The Adorers of the Blood of Christ have returned to court arguing that the existence of a 3-year-old natural gas pipeline through their land in Pennsylvania violates their religious freedom rights guaranteed under a 1993 law.
A lawsuit filed by the congregation of women religious in the U.S. District Court for the Eastern District of Pennsylvania is the latest step the order has taken to assert its rights under the Religious Freedom Restoration Act, known as RFRA.
This time, said Sister Janet McCann, a member of the order's St. Louis-based leadership team, the congregation is seeking a jury trial to present evidence about the practice of their faith and their belief Christians are called to protect creation from desecration.
"We've never had the chance to have our case heard, to be able to express how this violates our religious beliefs. That's what we're asking for, the chance to have a jury trial to have it decided whether or not the pipeline company is in violation of our religious beliefs," Sister McCann told Catholic News Service.
The lawsuit, filed last November, seeks unspecified monetary damages. Sister McCann said it is impossible to assess a monetary value for religious rights violations that will continue into perpetuity.
She explained that members of her order have long believed efforts must be taken to reduce dependence on fossil fuels and that the pipeline, like others, poses grave danger to the planet.
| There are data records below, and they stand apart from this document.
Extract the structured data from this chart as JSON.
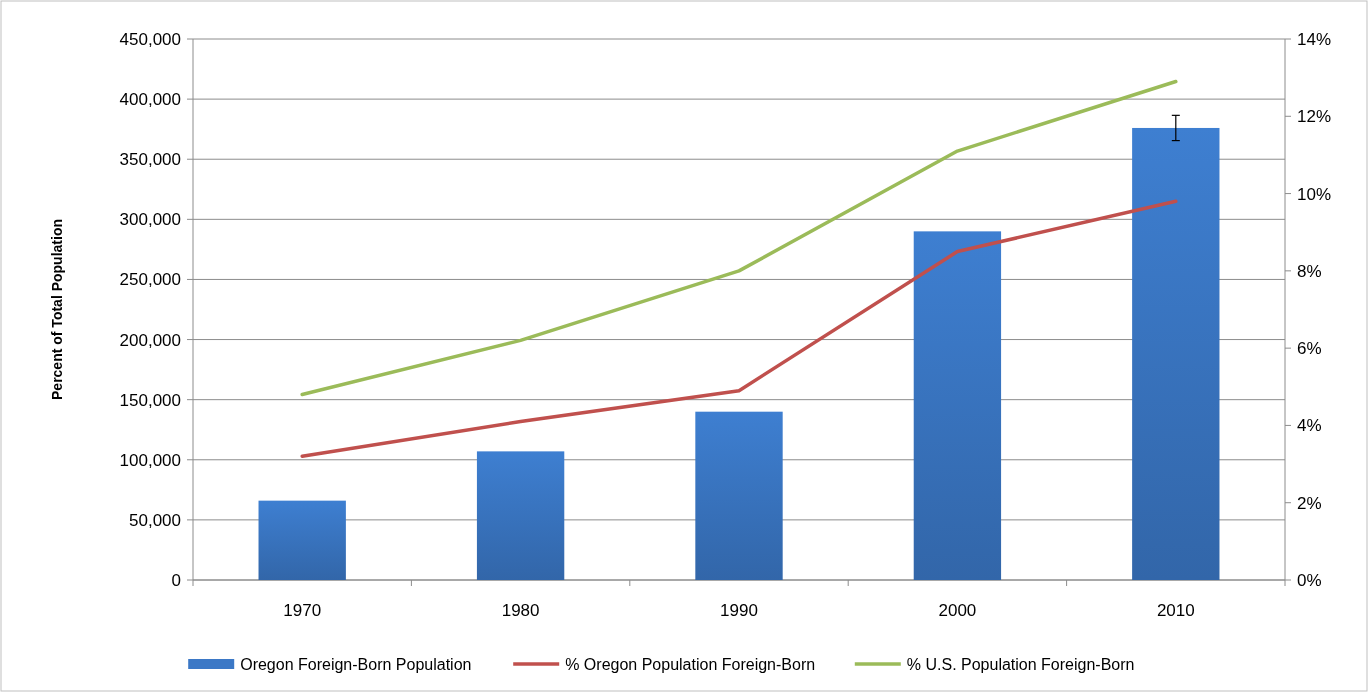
{
  "chart_data": {
    "type": "bar",
    "ylabel": "Percent of Total Population",
    "categories": [
      "1970",
      "1980",
      "1990",
      "2000",
      "2010"
    ],
    "series": [
      {
        "name": "Oregon Foreign-Born Population",
        "color": "#3b78c6",
        "values": [
          66000,
          107000,
          140000,
          290000,
          376000
        ],
        "errors": [
          null,
          null,
          null,
          null,
          10500
        ]
      },
      {
        "name": "% Oregon Population Foreign-Born",
        "type": "line",
        "axis": "y2",
        "color": "#c0504d",
        "values": [
          3.2,
          4.1,
          4.9,
          8.5,
          9.8
        ]
      },
      {
        "name": "% U.S. Population Foreign-Born",
        "type": "line",
        "axis": "y2",
        "color": "#9bbb59",
        "values": [
          4.8,
          6.2,
          8.0,
          11.1,
          12.9
        ]
      }
    ],
    "ylim": [
      0,
      450000
    ],
    "yticks": [
      {
        "value": 0,
        "label": "0"
      },
      {
        "value": 50000,
        "label": "50,000"
      },
      {
        "value": 100000,
        "label": "100,000"
      },
      {
        "value": 150000,
        "label": "150,000"
      },
      {
        "value": 200000,
        "label": "200,000"
      },
      {
        "value": 250000,
        "label": "250,000"
      },
      {
        "value": 300000,
        "label": "300,000"
      },
      {
        "value": 350000,
        "label": "350,000"
      },
      {
        "value": 400000,
        "label": "400,000"
      },
      {
        "value": 450000,
        "label": "450,000"
      }
    ],
    "y2lim": [
      0,
      14
    ],
    "y2ticks": [
      {
        "value": 0,
        "label": "0%"
      },
      {
        "value": 2,
        "label": "2%"
      },
      {
        "value": 4,
        "label": "4%"
      },
      {
        "value": 6,
        "label": "6%"
      },
      {
        "value": 8,
        "label": "8%"
      },
      {
        "value": 10,
        "label": "10%"
      },
      {
        "value": 12,
        "label": "12%"
      },
      {
        "value": 14,
        "label": "14%"
      }
    ],
    "grid": "y",
    "legend": "bottom",
    "marker": "none",
    "line_style": "solid"
  }
}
"More and more, we are learning how everything is connected, all of creation is connected," Sister McCann said. "When a violation is done to one part of creation, it hurts all of us."
The civil lawsuit names the Transcontinental Gas Pipe Line Co. of Harrisburg, Pennsylvania, known as Transco, as the defendant. It maintains that the company, a subsidiary of the Williams pipeline company, violated the order's religious beliefs when it used eminent domain to seize the congregation's property in Lancaster County, Pennsylvania, to construct a section of the Atlantic Sunrise pipeline.
The $3 billion, 183-mile pipeline delivers natural gas from the Marcellus shale geological formations in northeast Pennsylvania to distribution lines along the East Coast.
"We were stunned that eminent domain could be used for something that is not for the common good. It's just for this multibillion-dollar for-profit company," Sister McCann said.
Soon after the lawsuit was filed, Transco asked that it be dismissed. The parties presented arguments supporting their stances during a hearing on the motion before U.S. District Judge Jeffrey Schmehl. Attorney Dwight Yoder, who is representing the Adorers, said Schmehl offered no time frame for a decision on the dismissal motion.
Transco did not respond to an inquiry about the lawsuit.
Schmehl presided over the order's first federal lawsuit filed in 2017, which also raised RFRA claims about the pipeline's construction under property used as farmland adjacent to a nursing home the sisters operate in Columbia, Pennsylvania. Schmehl dismissed that lawsuit on procedural grounds and the ruling was upheld by a federal appeals court.
The U.S. Supreme Court in February 2019 declined to hear arguments in the case.
But the appeals court left open the door for the current lawsuit, Yoder said. The appeals court said the Adorers could initiate a claim for damages under RFRA provisions that intersect with provisions under the Natural Gas Act, which governs aspects of pipeline construction nationwide.
It took nearly two years for the order to discern their course. Yoder credited the sisters for adhering to their beliefs.
"They felt compelled to move this forward," he said. "There's not many folks in this world that will give up worldly possessions and follow religious beliefs in everything they do. This is a reflection of who they are, which is their lives are dedicated to their faith. For a pipeline company to come in and trample on their rights violates everything that they're all about."
Sister McCann told CNS the order has resisted overtures from Transco to build the pipeline since 2014 because it violated its land ethic, which holds that all land created by God is sacred and that the fossil fuel project would desecrate the landscape.
"We didn't go looking for this. It came to us," she said of the efforts to resist the pipeline.
When construction was set to begin in 2017, the Adorers allowed local people opposed to its construction to build a chapel on the sisters' land adjacent to the pipeline route. The chapel became a gathering place for people to pray and vigil throughout construction.